Художница проблематизирует перформативность, визуальность и механизмы восприятия с помощью нескольких сильнейших по своему воздействию мотивов, интерпретированных как буквально, так и символически. Один из них — кромсание, протыкание, сплетение заново и сшивание — сложный акт противостояния и реэкзистенции, по терминологии Адольфо Альбана[29]. Кахраман совершает акт неповиновения, когда инкорпорирует и пересоздает фактуры, звуки, запахи и цвета ее собственного личного прошлого и прошлого ее сообщества. Это позволяет возродить отверженные и обесцененные формы взаимодействия с миром и вызвать деколониальный чувственный отклик очередного выстраивания своей личности и жизни, возвращения себе достоинства и силы, и воссоздания целого мира заново из лоскутов искромсанных полотен. Разрезанные и сшитые заново холсты Кахраман словно воплощают мысль Сары Ахмед о том, что «шрам — это знак травмы. Хороший шрам заживает. Но, даже затянувшись, он обнаруживает присутствие увечья, напоминая о том, как оно меняет форму тела. Наши тела оформляются посредством увечий. Шрамы — следы этих увечий, которые остаются в процессе заживания или сшивания настоящего»[30].
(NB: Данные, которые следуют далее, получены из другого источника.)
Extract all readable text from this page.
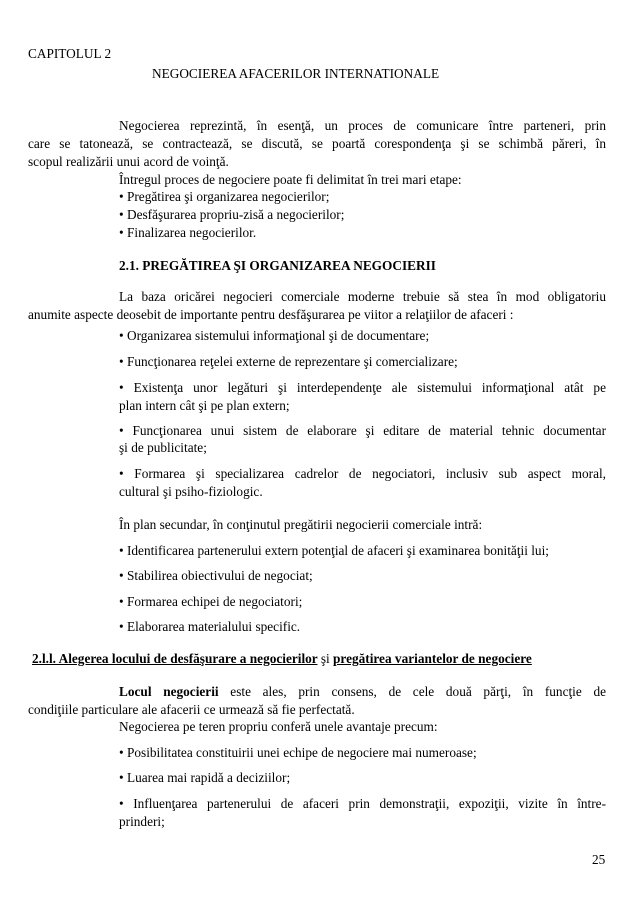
CAPITOLUL 2
NEGOCIEREA AFACERILOR INTERNATIONALE
Negocierea reprezintă, în esenţă, un proces de comunicare între parteneri, prin
care se tatonează, se contractează, se discută, se poartă corespondenţa şi se schimbă păreri, în
scopul realizării unui acord de voinţă.
Întregul proces de negociere poate fi delimitat în trei mari etape:
• Pregătirea şi organizarea negocierilor;
• Desfăşurarea propriu-zisă a negocierilor;
• Finalizarea negocierilor.
2.1. PREGĂTIREA ŞI ORGANIZAREA NEGOCIERII
La baza oricărei negocieri comerciale moderne trebuie să stea în mod obligatoriu
anumite aspecte deosebit de importante pentru desfăşurarea pe viitor a relaţiilor de afaceri :
• Organizarea sistemului informaţional şi de documentare;
• Funcţionarea reţelei externe de reprezentare şi comercializare;
• Existenţa unor legături şi interdependenţe ale sistemului informaţional atât pe
plan intern cât şi pe plan extern;
• Funcţionarea unui sistem de elaborare şi editare de material tehnic documentar
şi de publicitate;
• Formarea şi specializarea cadrelor de negociatori, inclusiv sub aspect moral,
cultural şi psiho-fiziologic.
În plan secundar, în conţinutul pregătirii negocierii comerciale intră:
• Identificarea partenerului extern potenţial de afaceri şi examinarea bonităţii lui;
• Stabilirea obiectivului de negociat;
• Formarea echipei de negociatori;
• Elaborarea materialului specific.
2.l.l. Alegerea locului de desfăşurare a negocierilor şi pregătirea variantelor de negociere
Locul negocierii este ales, prin consens, de cele două părţi, în funcţie de
condiţiile particulare ale afacerii ce urmează să fie perfectată.
Negocierea pe teren propriu conferă unele avantaje precum:
• Posibilitatea constituirii unei echipe de negociere mai numeroase;
• Luarea mai rapidă a deciziilor;
• Influenţarea partenerului de afaceri prin demonstraţii, expoziţii, vizite în între-
prinderi;
25
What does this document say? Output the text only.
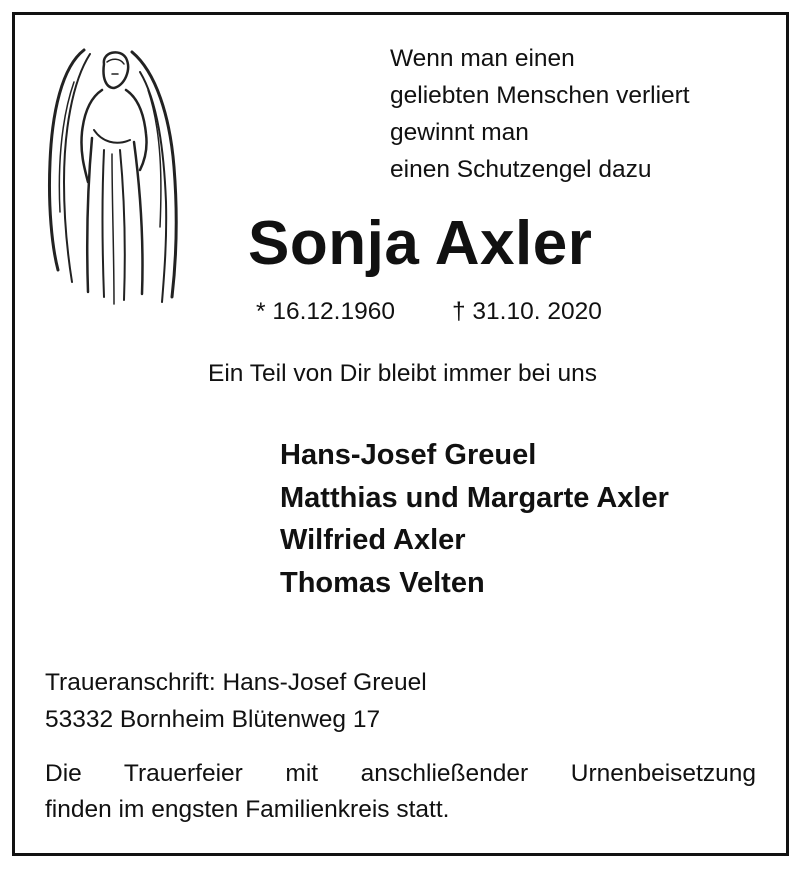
Wenn man einen
geliebten Menschen verliert
gewinnt man
einen Schutzengel dazu
Sonja Axler
* 16.12.1960 † 31.10. 2020
Ein Teil von Dir bleibt immer bei uns
Hans-Josef Greuel
Matthias und Margarte Axler
Wilfried Axler
Thomas Velten
Traueranschrift: Hans-Josef Greuel
53332 Bornheim Blütenweg 17
Die Trauerfeier mit anschließender Urnenbeisetzung
finden im engsten Familienkreis statt.
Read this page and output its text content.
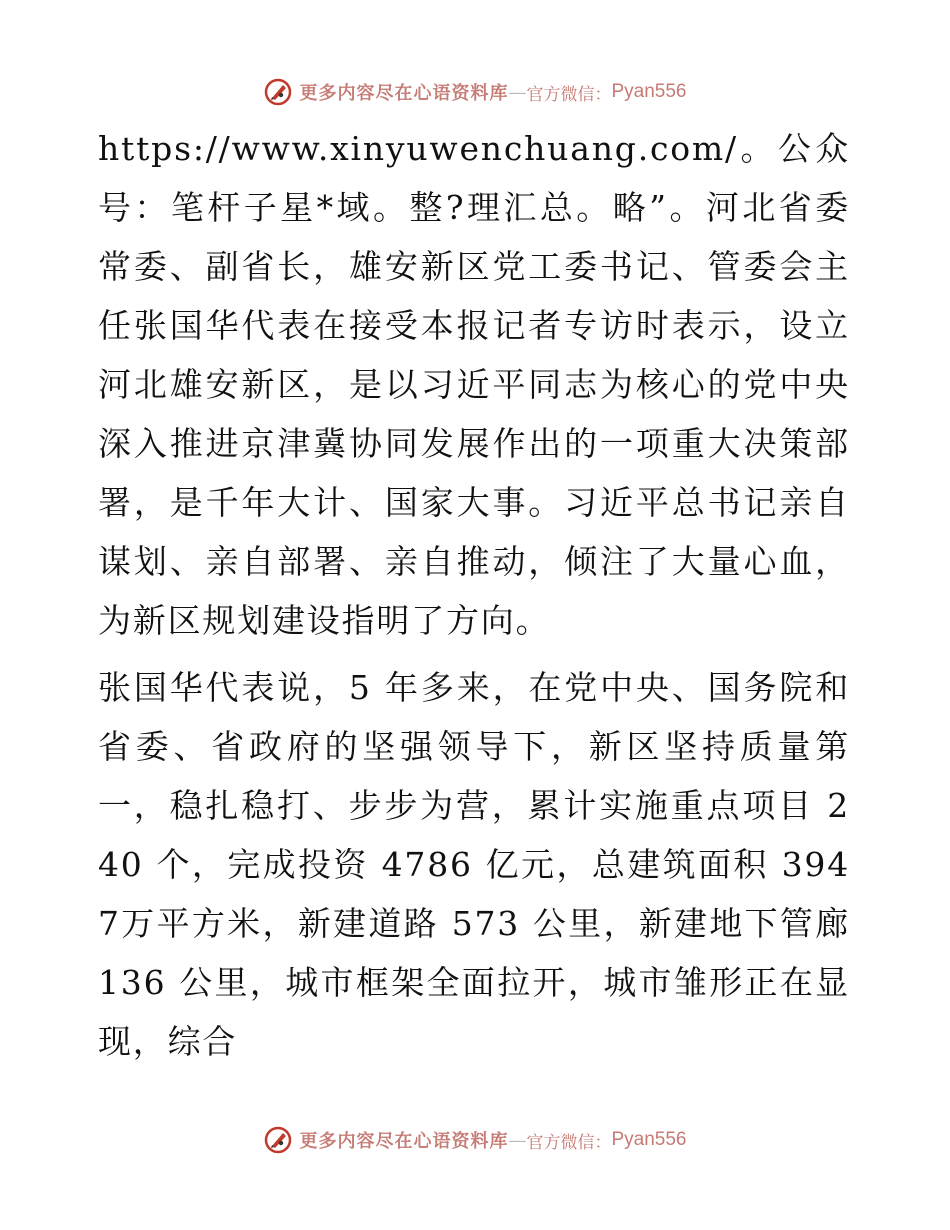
更多内容尽在心语资料库 — 官方微信： Pyan556

https://www.xinyuwenchuang.com/。公众号：笔杆子星*域。整?理汇总。略”。河北省委常委、副省长，雄安新区党工委书记、管委会主任张国华代表在接受本报记者专访时表示，设立河北雄安新区，是以习近平同志为核心的党中央深入推进京津冀协同发展作出的一项重大决策部署，是千年大计、国家大事。习近平总书记亲自谋划、亲自部署、亲自推动，倾注了大量心血，为新区规划建设指明了方向。

张国华代表说，5 年多来，在党中央、国务院和省委、省政府的坚强领导下，新区坚持质量第一，稳扎稳打、步步为营，累计实施重点项目 240 个，完成投资 4786 亿元，总建筑面积 3947万平方米，新建道路 573 公里，新建地下管廊 136 公里，城市框架全面拉开，城市雏形正在显现，综合

更多内容尽在心语资料库 — 官方微信： Pyan556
В целом, обращаясь к техникам кромсания, протыкания и сплетения заново, Кахраман пытается осуществить некий перенос, который помогает выжить, направляя деструктивные и даже суицидальные импульсы по целительным, регенерирующим, творческим путям. Разрезая холсты, художница уничтожает собственное прежнее «я», чтобы затем буквально «сшить» новое. Но в этом аффективном и одновременно предельно материальном и телесном упражнении хрестоматийный фрейдистский перенос усложняется, поскольку в нем доминирует социогенное фаноновское измерение — обертоны, связанные с исчезновением Кахраман как беженки и с ее особой невидимостью в западном обществе, оборачивающейся, как и в случае с Фаноном, болезненной гипервидимостью и не менее болезненной анонимностью, связанной со сверхдетерминацией (ведь видеть любого мигранта — значит видеть всех мигрантов и не видеть в нем конкретного человека).

Во многих древних культурах ткачество и акт плетения как таковой воспроизводят ритуал поддержания космического порядка и связаны с ответственностью за созидание и рост. Можно сплести ткань, рассказ, себя самого, язык, историю, мир. Другими словами, это божественный акт, наделяющий властью. Акцентируя акт плетения, Кахраман также привлекает внимание к креолизированной природе мигрирующих и переведенных идентичностей, культурных и художественных форм и многослойных воспоминаний. Как в известной метафоре Э. Глиссана, Кахраман сплетает из непрозрачностей удивительные ткани и «фокусируется на характере плетения, а не на природе его компонентов»[31].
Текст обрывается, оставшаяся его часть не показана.